Testing how many people fall for the ‘scam’ gives a baseline of cybersecurity awareness. After that, random tests can be used to measure the training’s effectiveness over time – and by extension, to improve the company’s security posture. “Statistically, the number of clicks goes down. From 30 per cent you can get it down to the 5-10 per cent range,” adds Fox.

Improving security

Empowering employees to be more security-aware involves changing a company’s culture, which can take time. “It needs good messaging, internal PR, buy-in from board level and recognition that security is important,” says Dr McMahon.

“Try to avoid box-ticking exercises: half-day seminars will not change corporate culture. The best awareness programmes start slowly and gradually educate the workforce as a whole over time. Security requires an ongoing development process – this is as much about human resources as it is about IT,” he says.
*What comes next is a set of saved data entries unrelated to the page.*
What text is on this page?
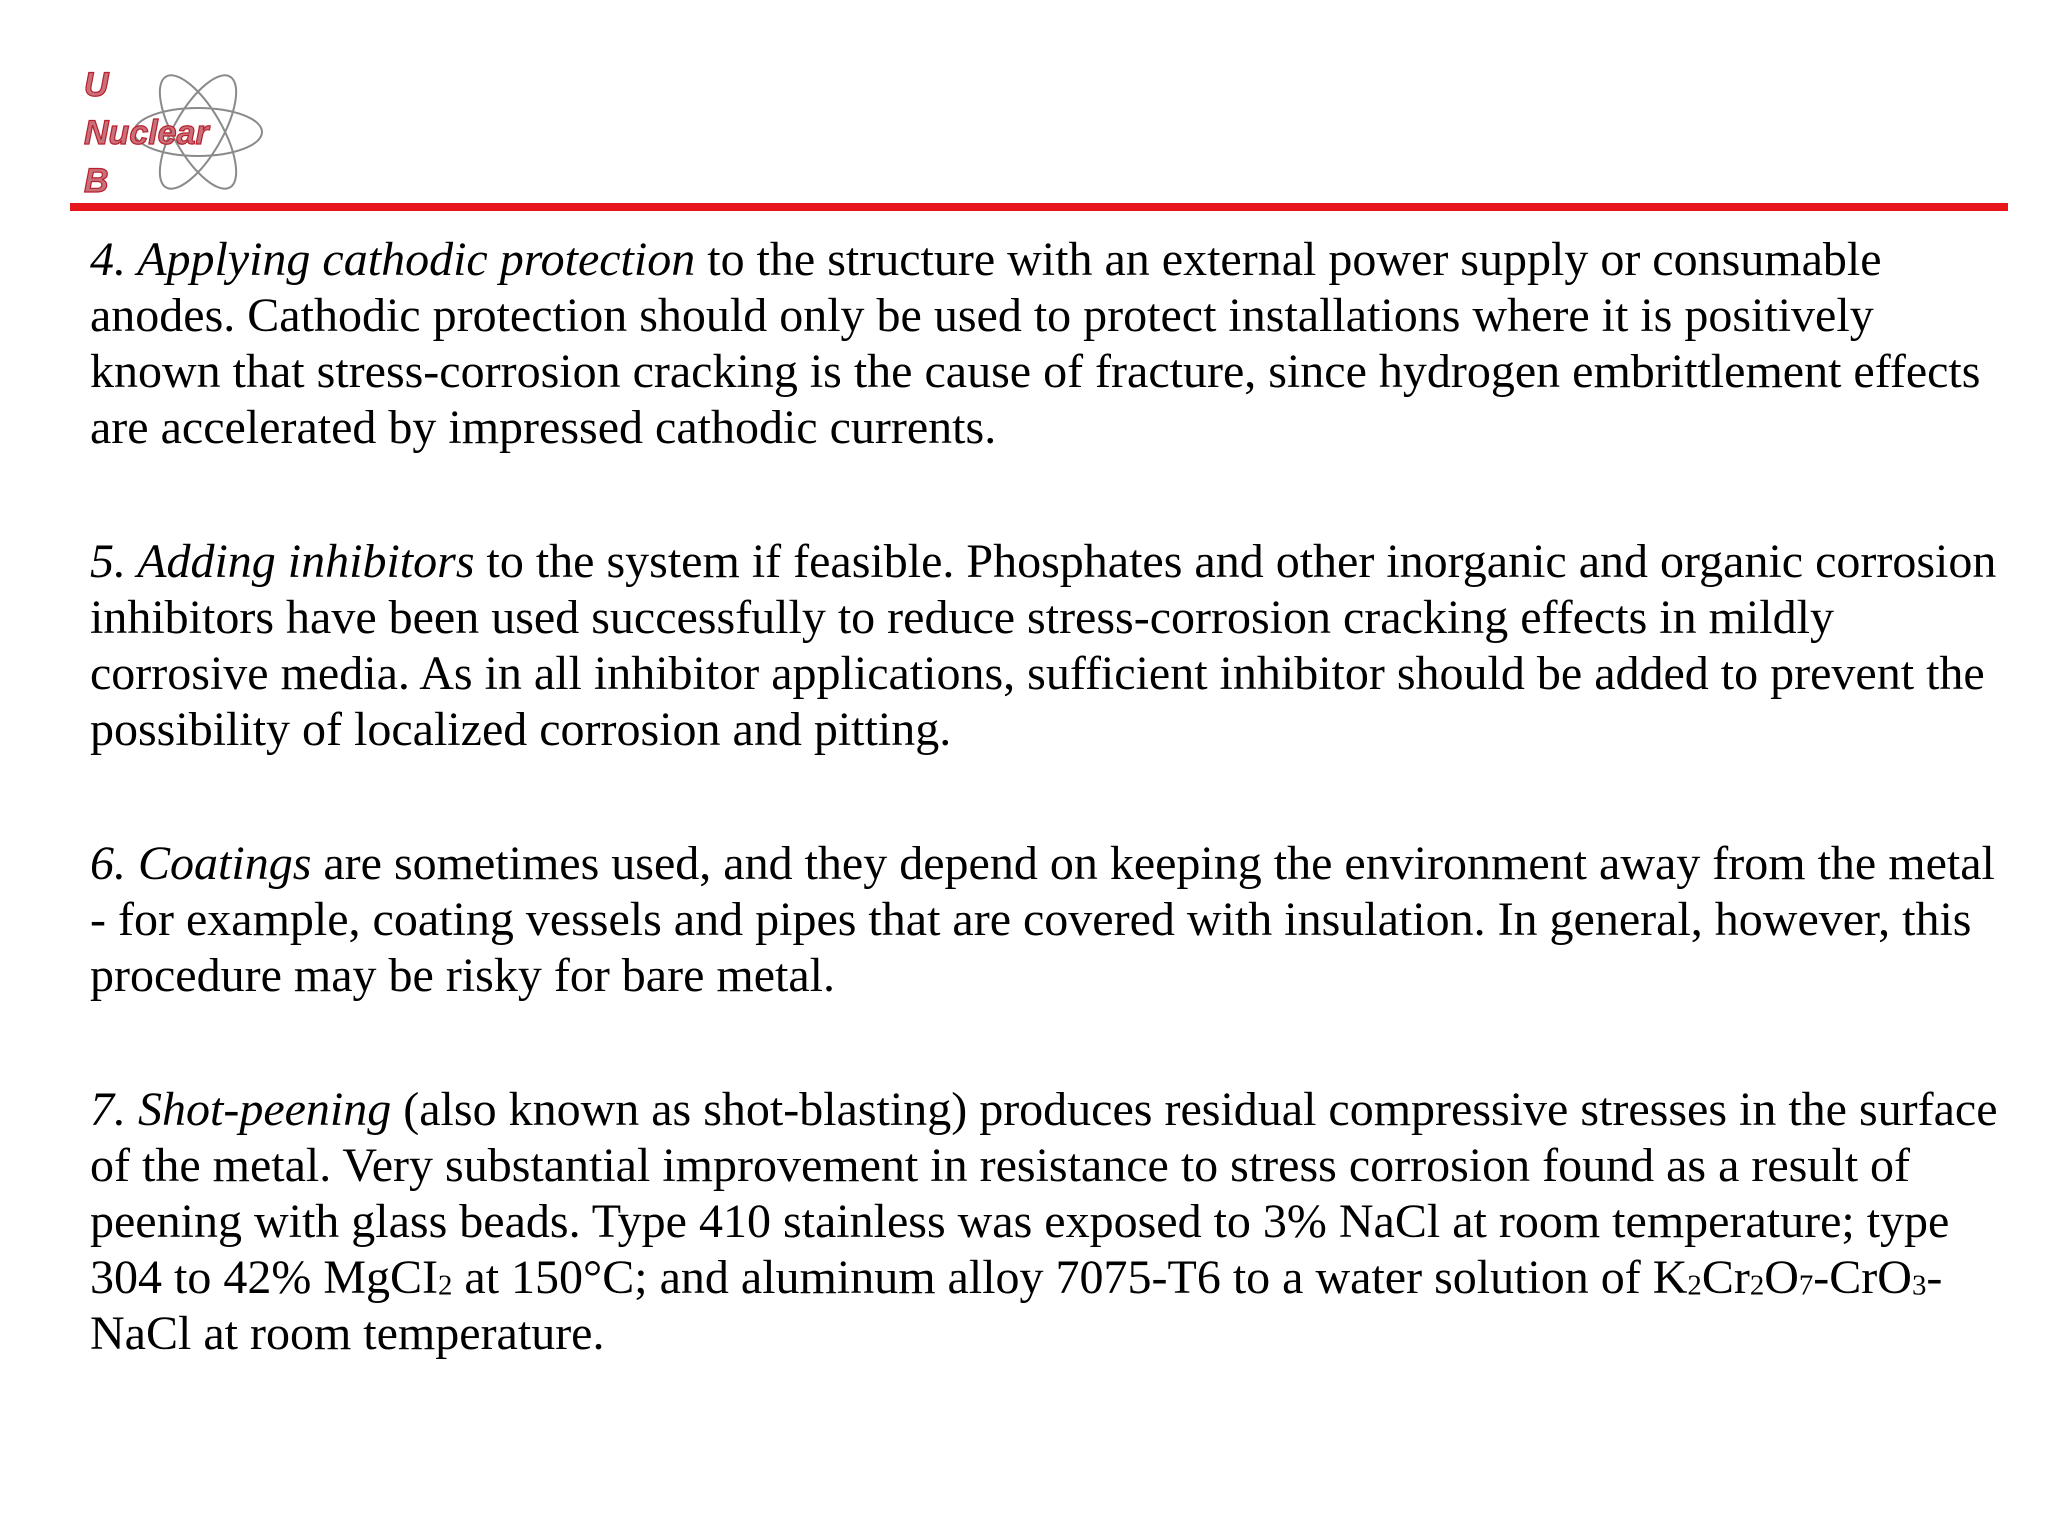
U
Nuclear
B

4. Applying cathodic protection to the structure with an external power supply or consumable anodes. Cathodic protection should only be used to protect installations where it is positively known that stress-corrosion cracking is the cause of fracture, since hydrogen embrittlement effects are accelerated by impressed cathodic currents.

5. Adding inhibitors to the system if feasible. Phosphates and other inorganic and organic corrosion inhibitors have been used successfully to reduce stress-corrosion cracking effects in mildly corrosive media. As in all inhibitor applications, sufficient inhibitor should be added to prevent the possibility of localized corrosion and pitting.

6. Coatings are sometimes used, and they depend on keeping the environment away from the metal - for example, coating vessels and pipes that are covered with insulation. In general, however, this procedure may be risky for bare metal.

7. Shot-peening (also known as shot-blasting) produces residual compressive stresses in the surface of the metal. Very substantial improvement in resistance to stress corrosion found as a result of peening with glass beads. Type 410 stainless was exposed to 3% NaCl at room temperature; type 304 to 42% MgCI$_2$ at 150°C; and aluminum alloy 7075-T6 to a water solution of $K_2Cr_2O_7-CrO_3$-NaCl at room temperature.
Dr McMahon says improving security is like introducing health and safety rules, and it can be undertaken in small steps. “It can be little things like resetting passwords, or encrypting information, which help to change the mindset. Even tidying your desk is a security exercise, because if there are open plan offices, should people have sensitive information on their desk? If you inculcate within your organisation that security is important, then when something untoward happens, you will bounce back an awful lot quicker.”

In the past, the standard approach to security was to treat people as the weakest link but this is changing, as employee awareness training is proving effective at reducing exposure to cyber risk.